For me, I’m disappointed. Sympatic speciation in volcanic lake cichlids seemed like the best way to explain the diversity of cichlids isolated for so long. I guess the missing link was they weren’t isolated after all which only became clear using modern DNA analysis.
Thanks Jerry. If I had to get this info from the the other article, I’d still be in the dark. To the layman, that seemed like an amazing bit or research.
As an aside, the rapid extinction of Lake Victoria cichlids is a crime and these amazing animals could be mostly gone in our lifetime.

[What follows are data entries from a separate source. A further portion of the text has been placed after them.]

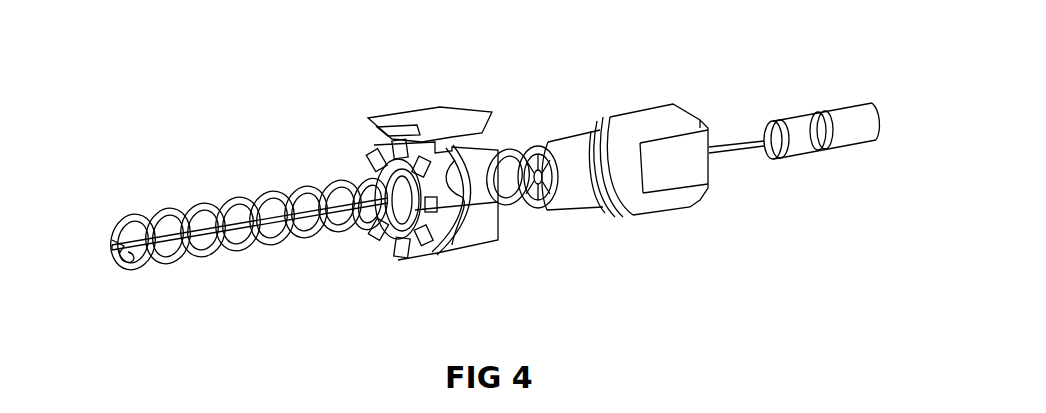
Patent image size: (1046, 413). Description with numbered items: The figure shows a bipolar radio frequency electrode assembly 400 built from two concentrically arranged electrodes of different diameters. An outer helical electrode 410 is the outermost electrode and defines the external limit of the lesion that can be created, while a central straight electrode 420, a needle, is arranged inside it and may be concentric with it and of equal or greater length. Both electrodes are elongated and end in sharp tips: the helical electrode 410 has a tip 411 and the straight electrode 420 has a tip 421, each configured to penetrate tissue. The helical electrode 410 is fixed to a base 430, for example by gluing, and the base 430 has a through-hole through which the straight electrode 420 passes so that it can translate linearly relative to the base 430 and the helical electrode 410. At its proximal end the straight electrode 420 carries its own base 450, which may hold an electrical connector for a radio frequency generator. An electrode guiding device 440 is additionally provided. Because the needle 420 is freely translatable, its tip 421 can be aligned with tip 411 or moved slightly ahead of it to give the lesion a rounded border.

The electrode assembly 400 is at (278, 68).
The helical electrode 410 is at (170, 215).
The tip 411 is at (126, 258).
The straight electrode 420 is at (137, 247).
The tip 421 is at (112, 243).
The base 430 is at (658, 208).
The electrode guiding device 440 is at (412, 110).
The base 450 is at (840, 108).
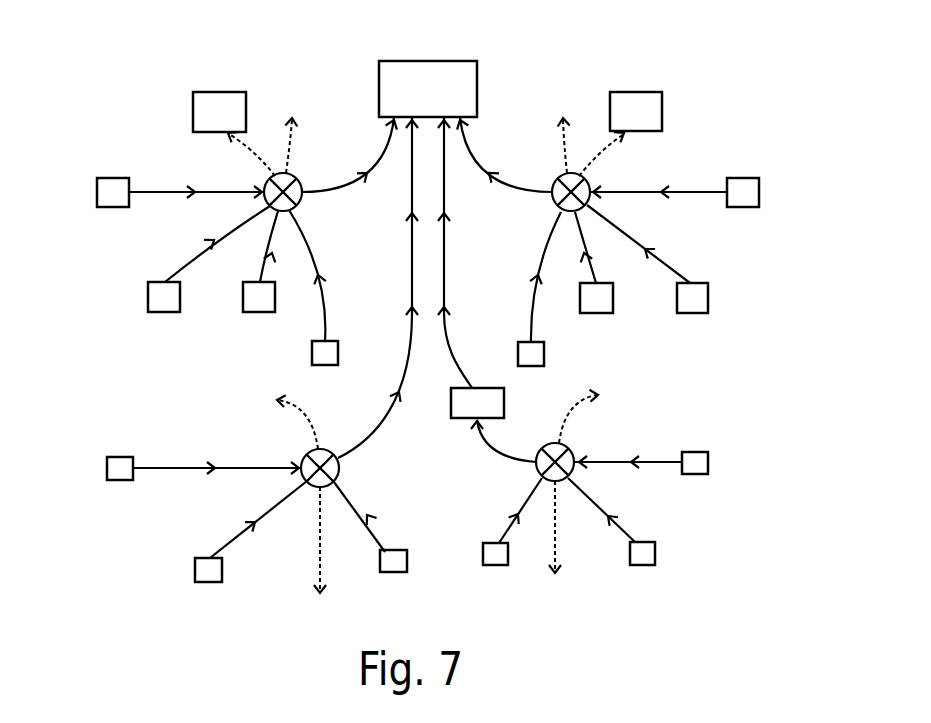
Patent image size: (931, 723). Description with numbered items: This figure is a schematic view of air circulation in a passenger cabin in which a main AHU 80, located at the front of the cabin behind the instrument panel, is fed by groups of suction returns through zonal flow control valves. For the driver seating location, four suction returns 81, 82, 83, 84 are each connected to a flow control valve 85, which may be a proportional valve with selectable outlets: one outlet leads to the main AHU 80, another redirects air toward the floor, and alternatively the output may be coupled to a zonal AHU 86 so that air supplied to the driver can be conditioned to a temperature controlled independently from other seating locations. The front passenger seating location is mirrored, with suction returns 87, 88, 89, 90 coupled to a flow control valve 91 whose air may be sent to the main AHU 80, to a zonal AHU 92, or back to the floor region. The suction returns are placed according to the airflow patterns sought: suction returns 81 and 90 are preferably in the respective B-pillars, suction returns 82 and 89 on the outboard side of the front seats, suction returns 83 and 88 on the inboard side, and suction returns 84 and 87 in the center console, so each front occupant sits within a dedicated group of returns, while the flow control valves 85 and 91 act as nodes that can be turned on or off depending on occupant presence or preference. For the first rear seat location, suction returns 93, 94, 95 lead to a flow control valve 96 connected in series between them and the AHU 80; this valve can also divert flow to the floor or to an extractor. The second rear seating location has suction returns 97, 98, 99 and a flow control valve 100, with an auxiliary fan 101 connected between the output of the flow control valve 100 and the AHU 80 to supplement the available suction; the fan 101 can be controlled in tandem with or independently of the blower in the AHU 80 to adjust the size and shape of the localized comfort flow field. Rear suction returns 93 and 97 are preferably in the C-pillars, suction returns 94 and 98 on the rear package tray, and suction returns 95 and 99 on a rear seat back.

The main AHU 80 is at (428, 61).
The suction return 81 is at (112, 178).
The suction return 82 is at (148, 297).
The suction return 83 is at (243, 300).
The suction return 84 is at (338, 353).
The flow control valve 85 is at (297, 178).
The zonal AHU 86 is at (219, 92).
The suction return 87 is at (544, 353).
The suction return 88 is at (613, 298).
The suction return 89 is at (708, 298).
The suction return 90 is at (759, 192).
The flow control valve 91 is at (558, 180).
The zonal AHU 92 is at (662, 112).
The suction return 93 is at (107, 468).
The suction return 94 is at (195, 570).
The suction return 95 is at (407, 561).
The flow control valve 96 is at (336, 452).
The suction return 97 is at (708, 463).
The suction return 98 is at (655, 553).
The suction return 99 is at (483, 555).
The flow control valve 100 is at (548, 443).
The auxiliary fan 101 is at (452, 400).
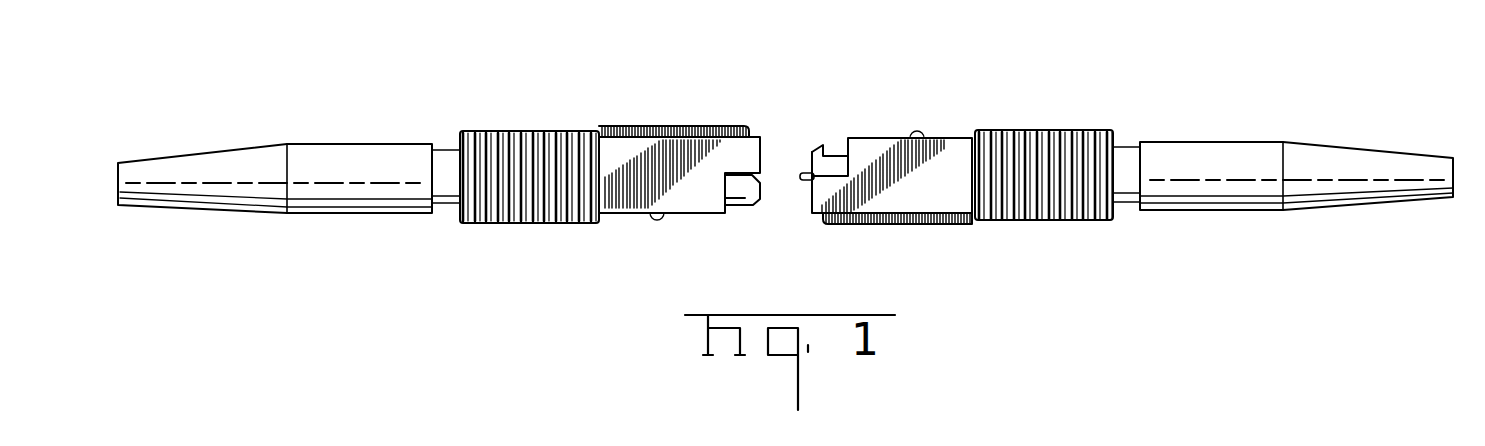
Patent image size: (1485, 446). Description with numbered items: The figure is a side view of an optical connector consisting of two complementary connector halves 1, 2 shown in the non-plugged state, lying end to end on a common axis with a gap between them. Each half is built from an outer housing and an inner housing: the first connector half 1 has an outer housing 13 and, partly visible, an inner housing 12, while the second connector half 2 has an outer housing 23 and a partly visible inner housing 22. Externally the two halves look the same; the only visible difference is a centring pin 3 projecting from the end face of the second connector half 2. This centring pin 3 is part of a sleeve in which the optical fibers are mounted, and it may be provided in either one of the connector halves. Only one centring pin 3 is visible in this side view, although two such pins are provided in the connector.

The connector half 1 is at (526, 114).
The connector half 2 is at (1026, 118).
The centring pin 3 is at (800, 172).
The inner housing 12 is at (741, 186).
The outer housing 13 is at (647, 183).
The inner housing 22 is at (833, 162).
The outer housing 23 is at (932, 197).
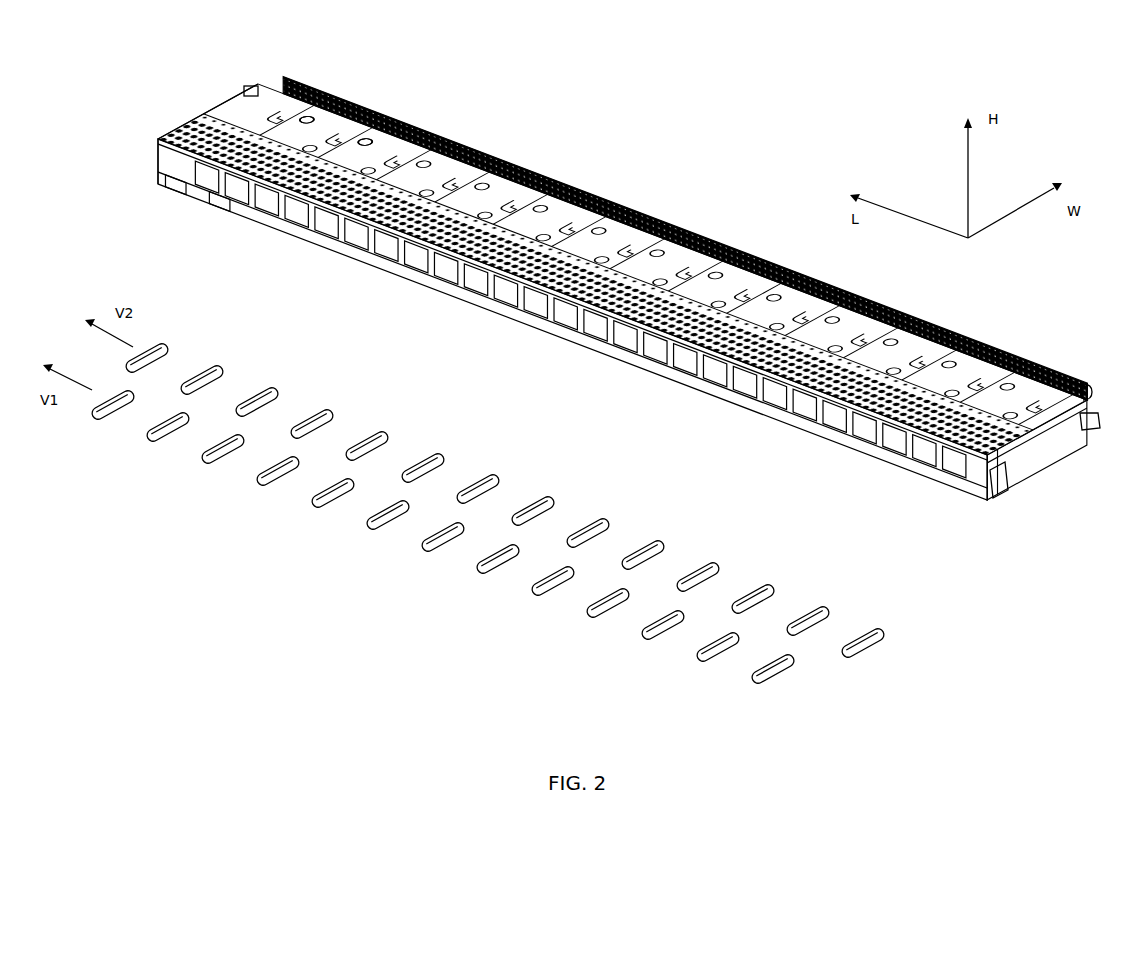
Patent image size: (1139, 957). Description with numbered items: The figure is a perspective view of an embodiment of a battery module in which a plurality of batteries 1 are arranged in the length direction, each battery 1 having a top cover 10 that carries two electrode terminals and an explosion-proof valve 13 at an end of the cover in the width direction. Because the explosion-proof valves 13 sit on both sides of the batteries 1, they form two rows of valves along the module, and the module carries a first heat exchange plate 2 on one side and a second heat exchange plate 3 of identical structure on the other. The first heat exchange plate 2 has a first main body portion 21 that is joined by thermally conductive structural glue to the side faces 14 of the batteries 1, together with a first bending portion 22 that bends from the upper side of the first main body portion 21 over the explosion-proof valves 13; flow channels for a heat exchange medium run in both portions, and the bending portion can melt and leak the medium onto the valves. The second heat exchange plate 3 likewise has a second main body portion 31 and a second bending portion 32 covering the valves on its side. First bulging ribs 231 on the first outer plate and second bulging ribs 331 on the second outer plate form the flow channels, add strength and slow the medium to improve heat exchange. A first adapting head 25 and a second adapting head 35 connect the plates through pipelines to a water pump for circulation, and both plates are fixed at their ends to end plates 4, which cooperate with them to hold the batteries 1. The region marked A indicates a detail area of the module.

The battery 1 is at (618, 270).
The first heat exchange plate 2 is at (569, 312).
The second heat exchange plate 3 is at (707, 239).
The end plate 4 is at (241, 90).
The top cover 10 is at (622, 264).
The explosion-proof valve 13 is at (188, 195).
The side face 14 is at (227, 201).
The first main body portion 21 is at (285, 215).
The first bending portion 22 is at (361, 236).
The first bulging rib 231 is at (381, 275).
The first adapting head 25 is at (1017, 472).
The second main body portion 31 is at (1095, 400).
The second bending portion 32 is at (409, 122).
The second bulging rib 331 is at (507, 160).
The second adapting head 35 is at (248, 92).
The region A is at (372, 107).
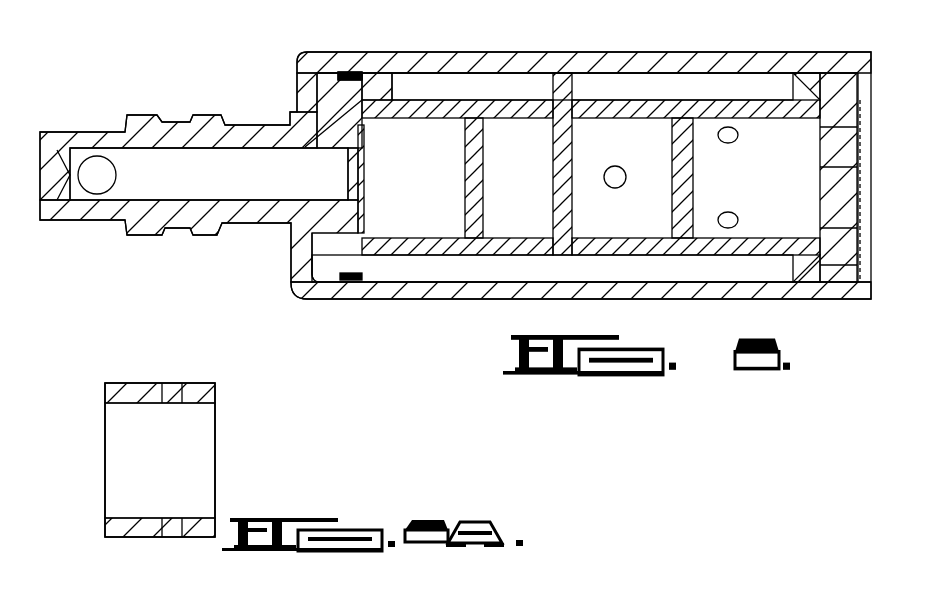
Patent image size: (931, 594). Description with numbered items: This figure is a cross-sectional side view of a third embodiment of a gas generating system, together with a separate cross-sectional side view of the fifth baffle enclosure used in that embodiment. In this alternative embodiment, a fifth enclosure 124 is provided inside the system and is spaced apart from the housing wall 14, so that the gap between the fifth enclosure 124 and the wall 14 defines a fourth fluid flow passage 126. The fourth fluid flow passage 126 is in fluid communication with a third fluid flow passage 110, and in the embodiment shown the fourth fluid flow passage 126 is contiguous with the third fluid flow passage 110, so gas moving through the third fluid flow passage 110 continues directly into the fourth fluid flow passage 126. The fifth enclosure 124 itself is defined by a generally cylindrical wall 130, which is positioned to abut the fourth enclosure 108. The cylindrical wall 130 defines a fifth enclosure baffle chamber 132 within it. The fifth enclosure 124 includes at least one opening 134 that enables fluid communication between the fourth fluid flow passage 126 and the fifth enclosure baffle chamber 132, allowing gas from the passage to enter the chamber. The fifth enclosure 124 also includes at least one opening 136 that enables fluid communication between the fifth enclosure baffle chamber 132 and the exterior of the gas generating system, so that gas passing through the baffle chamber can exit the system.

In FIG. 8, the housing wall 14 is at (417, 62).
In FIG. 8, the fourth enclosure 108 is at (548, 264).
In FIG. 8, the third fluid flow passage 110 is at (528, 84).
In FIG. 8, the fifth enclosure 124 is at (455, 95).
In FIG. 8A, the fifth enclosure 124 is at (118, 538).
In FIG. 8, the fourth fluid flow passage 126 is at (408, 82).
In FIG. 8A, the cylindrical wall 130 is at (215, 387).
In FIG. 8A, the fifth enclosure baffle chamber 132 is at (200, 432).
In FIG. 8A, the opening 134 is at (167, 393).
In FIG. 8A, the opening 136 is at (161, 449).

Well, I stil think my Teagueia radiation in Banos, Ecuador is a potential example of sympatric speciation. It is a monophyletic lineage with no (living) close relatives, with multiple distinctive morphological features. They all live (today) in an area of about 30 km x 90 km. A deep dry valley divides them into two sets of species; no species (currently) has a range that crosses the valley. The phylogeny shows that species did cross that gap a couple of times over geological time spans, but most of the species appear to have diverged sympatrically on their side of the valley. Many species currently grow together, 16 species on one mountain between the elevations of 3100m and 3800m, though there is (currently) some slight elevation segregation, so that maybe about six species grow together in any one spot.
See
https://ecomingafoundation.wordpress.com/2015/02/11/darwin-day-special-some-of-ecuadors-evolutionary-radiations/
for more info.
Seems logical that plants would evolve some different speciation strategies, being far less motile than most animals. (Polyploidy of course is another example.)
And great fun to revisit that blog post. I highly recommend it to everyone, not only for the cool biology but also the lyrical and inspiring writing.
Thanks so much for that nice comment Diane!!!!
Is there a suggestion to how multiple invasions could have reached the crater lakes previously thought to be isolated enough for sympatric speciation to be evidenced (ie flood?)
Episode 1 mentioned that there were previously rivers flowing from the craters, so these lakes were connected to other bodies of water.
Thanks for posting this and the explanations. Very interesting. (I read Speciation a while ago.) Sorry to be late about this, but I’ve been busy. I do want to remember to thank you for the science posts, though.